La décision d’accorder un congé de quatre jours à l’occasion de l’Aïd al-Fitr, avec l’ajout du lundi, a rapidement enflammé les discussions en ligne. Mais au-delà du principe d’un jour de repos supplémentaire, globalement bien accueilli, c’est la manière dont la mesure a été arrêtée qui concentre les critiques.
Beaucoup pointent un choix pris à contretemps. L’annonce de ce lundi chômé est intervenue avant même la confirmation officielle de la date de la fête religieuse, pourtant variable. Cette anticipation interroge sur la méthode adoptée. Lorsqu’un calendrier dépend d’une observation qui ne peut être arrêtée à l’avance, une certaine prudence s’impose. Décider en amont, sans visibilité définitive, expose à des incohérences.

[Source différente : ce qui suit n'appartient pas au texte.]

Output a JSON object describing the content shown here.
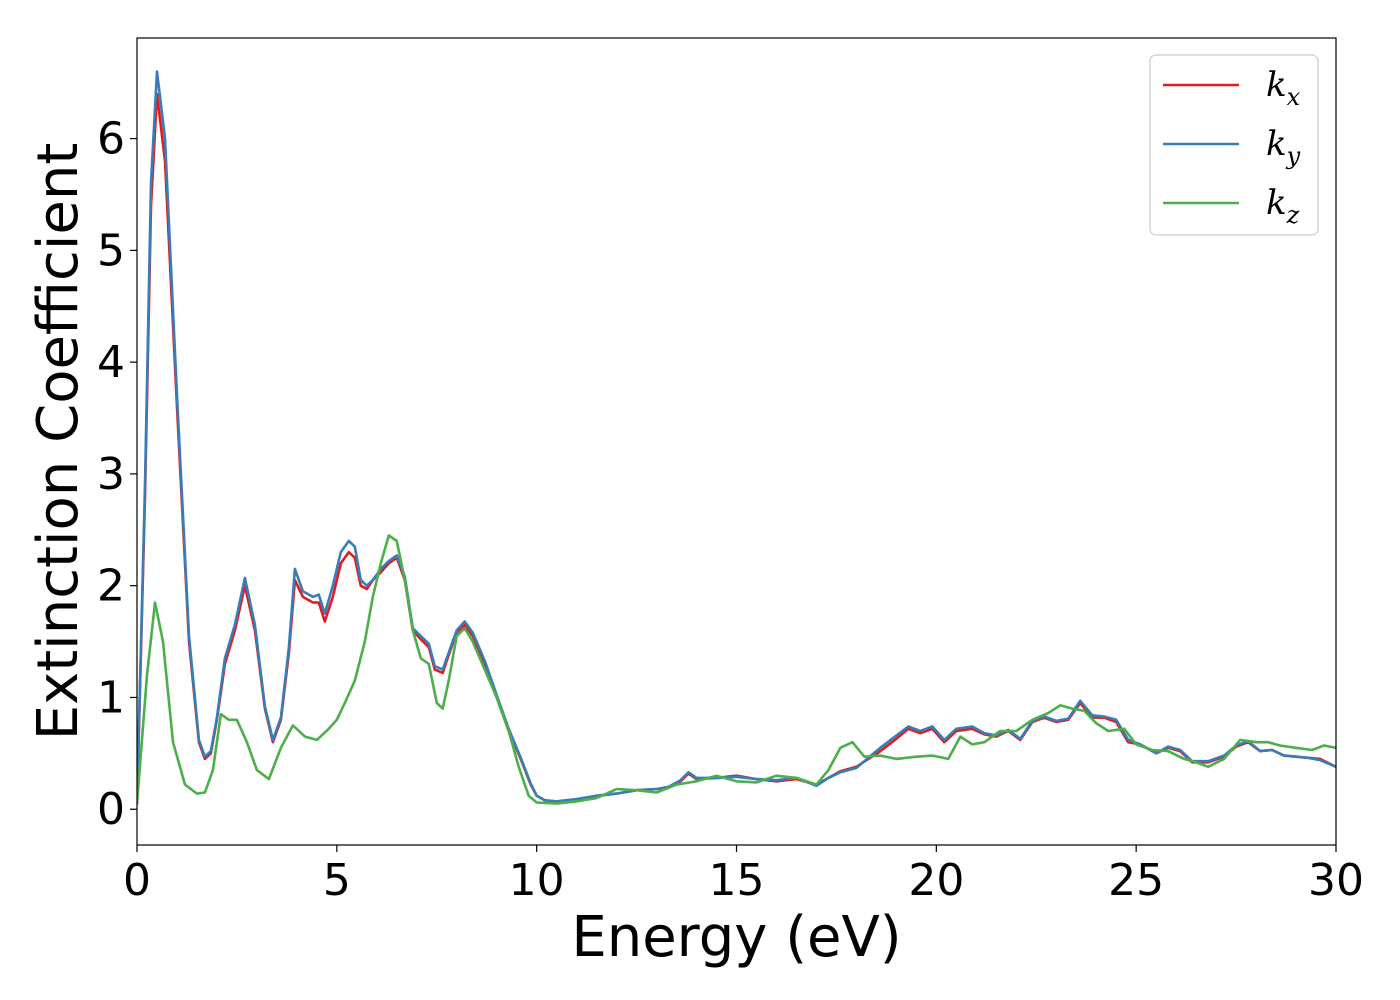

Ce flottement met en lumière des dysfonctionnements plus profonds. Le manque de coordination entre les différentes instances concernées semble évident. Une administration moderne est censée s’appuyer sur des hypothèses de travail, prévoir plusieurs cas de figure et adapter ses décisions en conséquence. Ici, l’impression laissée est celle d’un pilotage à vue, loin des standards attendus.
Les répercussions ne se limitent pas au débat de principe. Sur le terrain économique, une interruption prolongée, décidée sans préparation suffisante, peut désorganiser certains secteurs. Activités ralenties, dossiers en attente, services à l’arrêt, autant de perturbations qui affectent, même temporairement, le rythme général. Les entreprises privées, soumises à des impératifs de rendement, doivent composer avec ces ajustements décidés sans réelle concertation.
Une autre approche aurait sans doute permis d’éviter ces crispations. Il aurait été possible de s’en tenir, dans un premier temps, au seul jour de l’Aïd, puis d’ajuster ensuite en fonction de la date confirmée. Une telle souplesse aurait offert davantage de cohérence, tout en préservant l’équilibre entre repos des citoyens et continuité de l’activité.
Cet épisode relance le débat sur la qualité de la décision publique. L’apparence favorable d’une mesure ne suffit pas à en garantir la pertinence. Ce qui fonde la confiance, c’est la rigueur du processus, la clarté des choix et la capacité à anticiper. Sans cela, même les décisions les plus populaires peuvent susciter incompréhension et réserves.